Warm-hearted gesture or an over-familiar faux pas with the new King? Liz Truss sparks debate after firmly grasping Charles’s arm in their first ever meeting following the Queen’s death

  • Prime Minister Liz Truss and King Charles III met for the first time on Friday 
  • Images show them standing together, with Ms Truss holding Monarch’s arm 
  • She expressed her condolences and the King said he had dreaded this moment  

It was doubtless intended as a touching gesture to ease the new King’s grief. But it has sparked a debate on whether the Prime Minister had inadvertently breached Royal protocol.

On Friday, in her first audience with King Charles, Liz Truss was seen to hold the Monarch’s left arm tightly as they spoke.

The close encounter at Buckingham Palace appeared to come as Ms Truss expressed her ‘very, very sincere condolences’ and the King confided that his mother’s death had been ‘the moment I’ve been dreading’.
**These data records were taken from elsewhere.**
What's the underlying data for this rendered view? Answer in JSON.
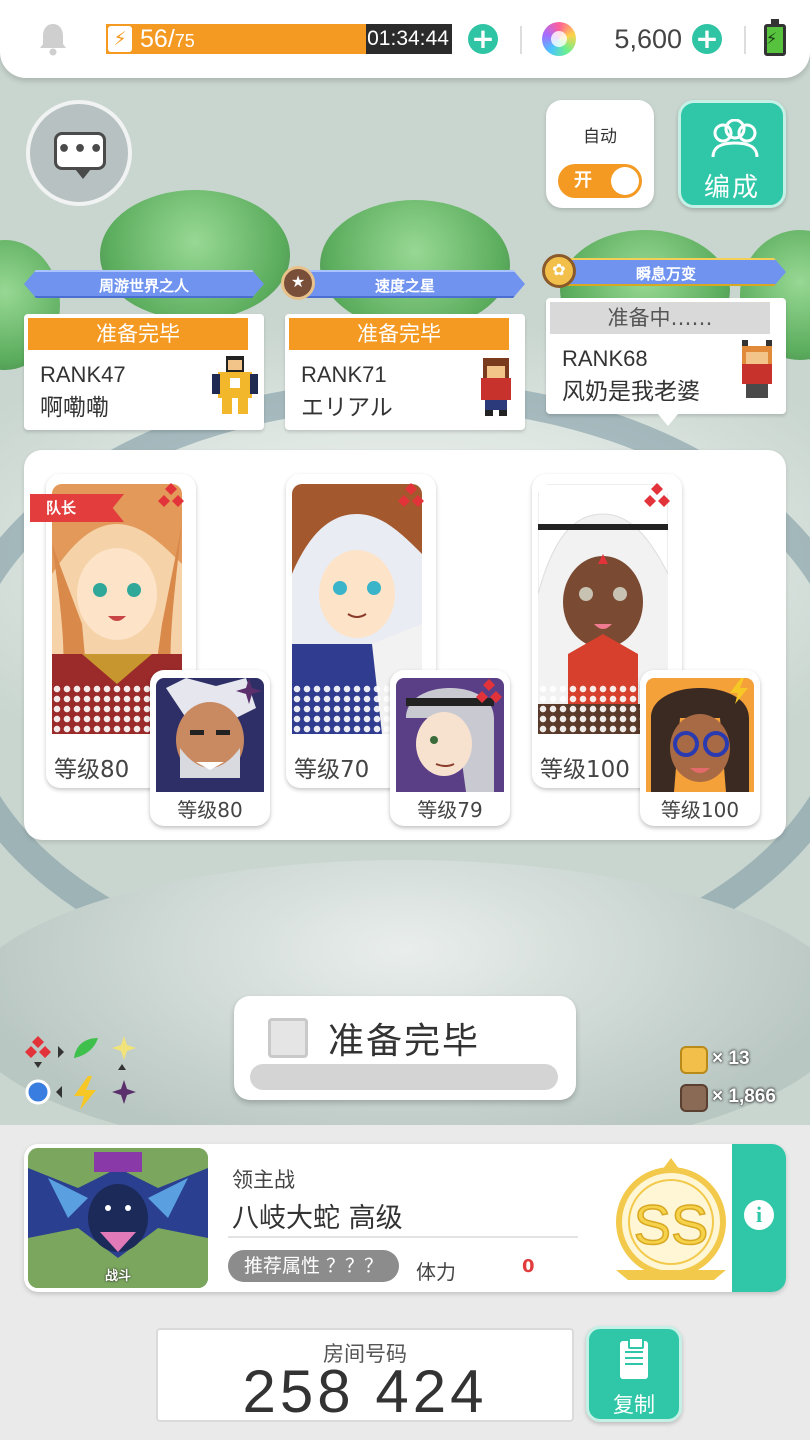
{
  "top_bar": {
    "stamina_current": "56",
    "stamina_max": "75",
    "stamina_fraction": 0.75,
    "stamina_timer": "01:34:44",
    "gem_count": "5,600",
    "colors": {
      "stamina": "#f49a22",
      "accent": "#2ec4a4"
    }
  },
  "controls": {
    "auto_label": "自动",
    "auto_toggle": "开",
    "edit_label": "编成"
  },
  "players": [
    {
      "title": "周游世界之人",
      "status": "准备完毕",
      "rank": "RANK47",
      "name": "啊嘞嘞"
    },
    {
      "title": "速度之星",
      "status": "准备完毕",
      "rank": "RANK71",
      "name": "エリアル"
    },
    {
      "title": "瞬息万变",
      "status": "准备中……",
      "rank": "RANK68",
      "name": "风奶是我老婆"
    }
  ],
  "team": {
    "leader_tag": "队长",
    "units": [
      {
        "main_level": "等级80",
        "sub_level": "等级80",
        "main_element": "fire",
        "sub_element": "dark"
      },
      {
        "main_level": "等级70",
        "sub_level": "等级79",
        "main_element": "fire",
        "sub_element": "fire"
      },
      {
        "main_level": "等级100",
        "sub_level": "等级100",
        "main_element": "fire",
        "sub_element": "thunder"
      }
    ]
  },
  "ready_button": {
    "label": "准备完毕"
  },
  "currencies": [
    {
      "name": "gold-medal",
      "amount": "× 13"
    },
    {
      "name": "bronze-medal",
      "amount": "× 1,866"
    }
  ],
  "boss": {
    "type": "领主战",
    "name": "八岐大蛇 高级",
    "image_caption": "战斗",
    "recommended_attr": "推荐属性 ？？？",
    "stamina_label": "体力",
    "stamina_value": "0",
    "rank": "SS"
  },
  "room": {
    "label": "房间号码",
    "number": "258 424",
    "copy_label": "复制"
  }
}
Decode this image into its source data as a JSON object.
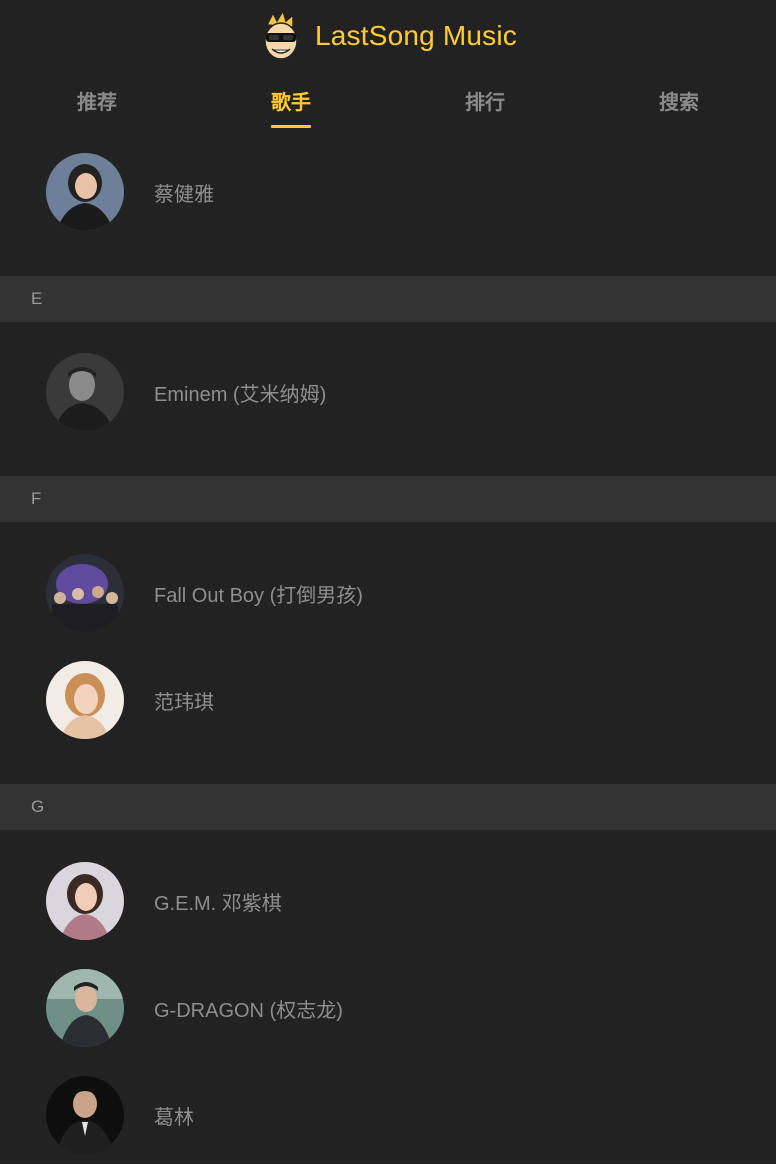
{
  "app": {
    "title": "LastSong Music",
    "accent": "#ffcd32",
    "logo_icon": "mascot-face-icon"
  },
  "tabs": [
    {
      "label": "推荐",
      "active": false
    },
    {
      "label": "歌手",
      "active": true
    },
    {
      "label": "排行",
      "active": false
    },
    {
      "label": "搜索",
      "active": false
    }
  ],
  "singers": {
    "top": {
      "name": "蔡健雅"
    },
    "groups": [
      {
        "letter": "E",
        "items": [
          {
            "name": "Eminem (艾米纳姆)"
          }
        ]
      },
      {
        "letter": "F",
        "items": [
          {
            "name": "Fall Out Boy (打倒男孩)"
          },
          {
            "name": "范玮琪"
          }
        ]
      },
      {
        "letter": "G",
        "items": [
          {
            "name": "G.E.M. 邓紫棋"
          },
          {
            "name": "G-DRAGON (权志龙)"
          },
          {
            "name": "葛林"
          }
        ]
      }
    ]
  }
}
On Friday, in her first audience with King Charles, Liz Truss was seen to hold the Monarch’s arm and shake his hand 

It also came after a prolonged handshake between the King and the PM, who had curtsied to the new Sovereign as she was formally announced.

But whatever her good intentions in holding the King’s arm, Royal biographer and historian Hugo Vickers said last night that, strictly speaking, the new PM had indeed overstepped the mark.
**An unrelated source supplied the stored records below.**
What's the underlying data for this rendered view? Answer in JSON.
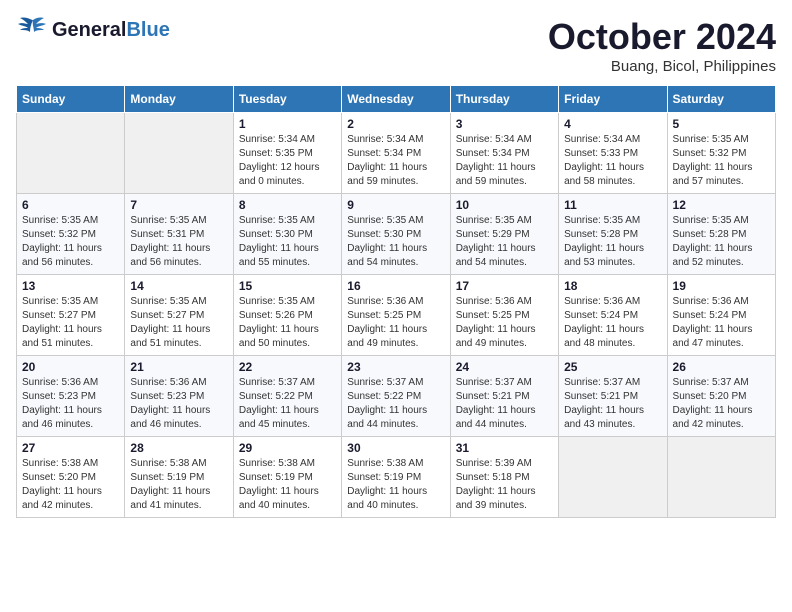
{
  "header": {
    "logo_general": "General",
    "logo_blue": "Blue",
    "month_title": "October 2024",
    "location": "Buang, Bicol, Philippines"
  },
  "days_of_week": [
    "Sunday",
    "Monday",
    "Tuesday",
    "Wednesday",
    "Thursday",
    "Friday",
    "Saturday"
  ],
  "weeks": [
    [
      {
        "num": "",
        "empty": true
      },
      {
        "num": "",
        "empty": true
      },
      {
        "num": "1",
        "sunrise": "Sunrise: 5:34 AM",
        "sunset": "Sunset: 5:35 PM",
        "daylight": "Daylight: 12 hours and 0 minutes."
      },
      {
        "num": "2",
        "sunrise": "Sunrise: 5:34 AM",
        "sunset": "Sunset: 5:34 PM",
        "daylight": "Daylight: 11 hours and 59 minutes."
      },
      {
        "num": "3",
        "sunrise": "Sunrise: 5:34 AM",
        "sunset": "Sunset: 5:34 PM",
        "daylight": "Daylight: 11 hours and 59 minutes."
      },
      {
        "num": "4",
        "sunrise": "Sunrise: 5:34 AM",
        "sunset": "Sunset: 5:33 PM",
        "daylight": "Daylight: 11 hours and 58 minutes."
      },
      {
        "num": "5",
        "sunrise": "Sunrise: 5:35 AM",
        "sunset": "Sunset: 5:32 PM",
        "daylight": "Daylight: 11 hours and 57 minutes."
      }
    ],
    [
      {
        "num": "6",
        "sunrise": "Sunrise: 5:35 AM",
        "sunset": "Sunset: 5:32 PM",
        "daylight": "Daylight: 11 hours and 56 minutes."
      },
      {
        "num": "7",
        "sunrise": "Sunrise: 5:35 AM",
        "sunset": "Sunset: 5:31 PM",
        "daylight": "Daylight: 11 hours and 56 minutes."
      },
      {
        "num": "8",
        "sunrise": "Sunrise: 5:35 AM",
        "sunset": "Sunset: 5:30 PM",
        "daylight": "Daylight: 11 hours and 55 minutes."
      },
      {
        "num": "9",
        "sunrise": "Sunrise: 5:35 AM",
        "sunset": "Sunset: 5:30 PM",
        "daylight": "Daylight: 11 hours and 54 minutes."
      },
      {
        "num": "10",
        "sunrise": "Sunrise: 5:35 AM",
        "sunset": "Sunset: 5:29 PM",
        "daylight": "Daylight: 11 hours and 54 minutes."
      },
      {
        "num": "11",
        "sunrise": "Sunrise: 5:35 AM",
        "sunset": "Sunset: 5:28 PM",
        "daylight": "Daylight: 11 hours and 53 minutes."
      },
      {
        "num": "12",
        "sunrise": "Sunrise: 5:35 AM",
        "sunset": "Sunset: 5:28 PM",
        "daylight": "Daylight: 11 hours and 52 minutes."
      }
    ],
    [
      {
        "num": "13",
        "sunrise": "Sunrise: 5:35 AM",
        "sunset": "Sunset: 5:27 PM",
        "daylight": "Daylight: 11 hours and 51 minutes."
      },
      {
        "num": "14",
        "sunrise": "Sunrise: 5:35 AM",
        "sunset": "Sunset: 5:27 PM",
        "daylight": "Daylight: 11 hours and 51 minutes."
      },
      {
        "num": "15",
        "sunrise": "Sunrise: 5:35 AM",
        "sunset": "Sunset: 5:26 PM",
        "daylight": "Daylight: 11 hours and 50 minutes."
      },
      {
        "num": "16",
        "sunrise": "Sunrise: 5:36 AM",
        "sunset": "Sunset: 5:25 PM",
        "daylight": "Daylight: 11 hours and 49 minutes."
      },
      {
        "num": "17",
        "sunrise": "Sunrise: 5:36 AM",
        "sunset": "Sunset: 5:25 PM",
        "daylight": "Daylight: 11 hours and 49 minutes."
      },
      {
        "num": "18",
        "sunrise": "Sunrise: 5:36 AM",
        "sunset": "Sunset: 5:24 PM",
        "daylight": "Daylight: 11 hours and 48 minutes."
      },
      {
        "num": "19",
        "sunrise": "Sunrise: 5:36 AM",
        "sunset": "Sunset: 5:24 PM",
        "daylight": "Daylight: 11 hours and 47 minutes."
      }
    ],
    [
      {
        "num": "20",
        "sunrise": "Sunrise: 5:36 AM",
        "sunset": "Sunset: 5:23 PM",
        "daylight": "Daylight: 11 hours and 46 minutes."
      },
      {
        "num": "21",
        "sunrise": "Sunrise: 5:36 AM",
        "sunset": "Sunset: 5:23 PM",
        "daylight": "Daylight: 11 hours and 46 minutes."
      },
      {
        "num": "22",
        "sunrise": "Sunrise: 5:37 AM",
        "sunset": "Sunset: 5:22 PM",
        "daylight": "Daylight: 11 hours and 45 minutes."
      },
      {
        "num": "23",
        "sunrise": "Sunrise: 5:37 AM",
        "sunset": "Sunset: 5:22 PM",
        "daylight": "Daylight: 11 hours and 44 minutes."
      },
      {
        "num": "24",
        "sunrise": "Sunrise: 5:37 AM",
        "sunset": "Sunset: 5:21 PM",
        "daylight": "Daylight: 11 hours and 44 minutes."
      },
      {
        "num": "25",
        "sunrise": "Sunrise: 5:37 AM",
        "sunset": "Sunset: 5:21 PM",
        "daylight": "Daylight: 11 hours and 43 minutes."
      },
      {
        "num": "26",
        "sunrise": "Sunrise: 5:37 AM",
        "sunset": "Sunset: 5:20 PM",
        "daylight": "Daylight: 11 hours and 42 minutes."
      }
    ],
    [
      {
        "num": "27",
        "sunrise": "Sunrise: 5:38 AM",
        "sunset": "Sunset: 5:20 PM",
        "daylight": "Daylight: 11 hours and 42 minutes."
      },
      {
        "num": "28",
        "sunrise": "Sunrise: 5:38 AM",
        "sunset": "Sunset: 5:19 PM",
        "daylight": "Daylight: 11 hours and 41 minutes."
      },
      {
        "num": "29",
        "sunrise": "Sunrise: 5:38 AM",
        "sunset": "Sunset: 5:19 PM",
        "daylight": "Daylight: 11 hours and 40 minutes."
      },
      {
        "num": "30",
        "sunrise": "Sunrise: 5:38 AM",
        "sunset": "Sunset: 5:19 PM",
        "daylight": "Daylight: 11 hours and 40 minutes."
      },
      {
        "num": "31",
        "sunrise": "Sunrise: 5:39 AM",
        "sunset": "Sunset: 5:18 PM",
        "daylight": "Daylight: 11 hours and 39 minutes."
      },
      {
        "num": "",
        "empty": true
      },
      {
        "num": "",
        "empty": true
      }
    ]
  ]
}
However, Mr Vickers said he was sure that King Charles ‘wouldn’t have minded in the least’.

He told the Mail on Sunday: ‘On a very strict interpretation of Royal protocol rules, the PM should not have held the King’s arm in this way.

‘The rules are that you leave it to the King to do the arm touching.
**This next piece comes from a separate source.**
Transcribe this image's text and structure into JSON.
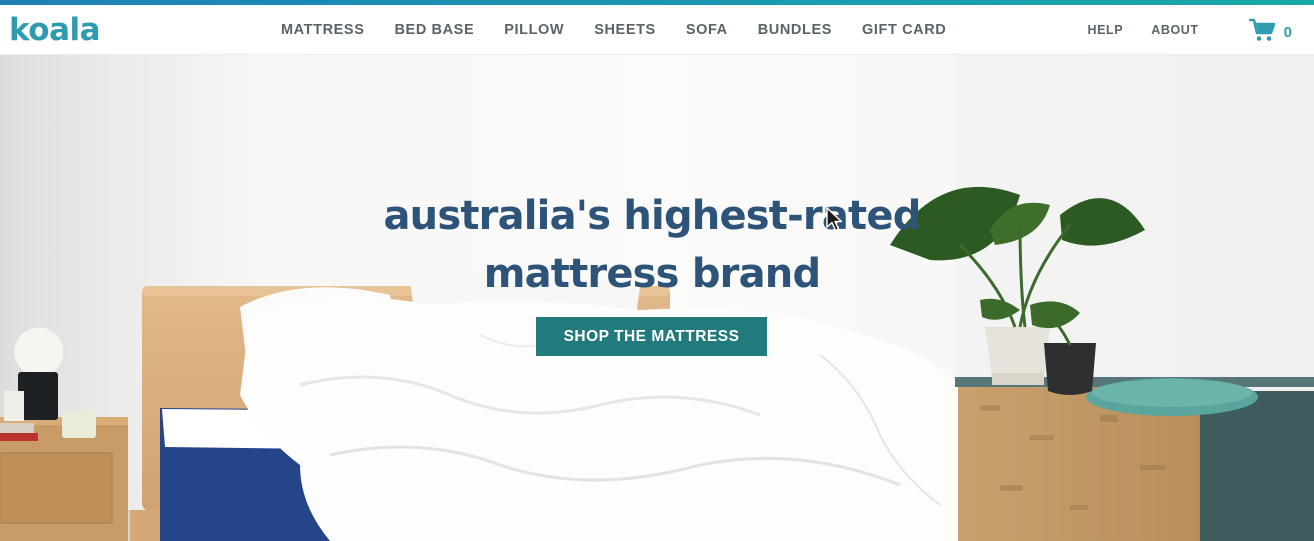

‘The Royal Family is supposed to initiate the contact. You don’t do anything – you keep yourself to yourself.’

However, Mr Vickers – whose books include Elizabeth, The Queen Mother and We Want The Queen, about the 1977 Silver Jubilee – said he was certain the PM’s tight hold would not have disturbed King Charles. He said: ‘On this occasion, I would give her [Ms Truss] the benefit of the doubt and being sympathetic to the King at this very emotional moment.

The close encounter at Buckingham Palace appeared to come as Ms Truss expressed her ‘very, very sincere condolences’ and the King confided that his mother’s death had been ‘the moment I’ve been dreading’

‘It was probably the point where King Charles said that he had been dreading this moment.

‘He certainly wouldn’t have minded in the least and that’s what it comes down to.’

The apparent protocol breach will appear minor compared to the furore that occurred in Australia in 1992 – when the then Australian prime minister Paul Keating was dubbed the ‘Lizard of Oz’.

He had put his arm round Queen Elizabeth during a Royal visit Down Under.

In 2009, Michelle Obama – wife of then US President Barack Obama – raised eyebrows on a State Visit by reaching in for a hug with Her Majesty while at Buckingham Palace.

The former First Lady reflected on the moment in her 2018 memoirs, writing: ‘If I hadn’t done the proper thing at Buckingham Palace, I had at least done the human thing.’

She also revealed how, in 2016, the Queen herself called the protocol rules ‘rubbish’ after asking the First Lady to defy convention and sit next to her in the car.

Last night, a Number 10 source explained the PM’s gesture, saying: ‘It was a very human moment – Liz wanted to express her deepest condolences to a son who had lost his mother.’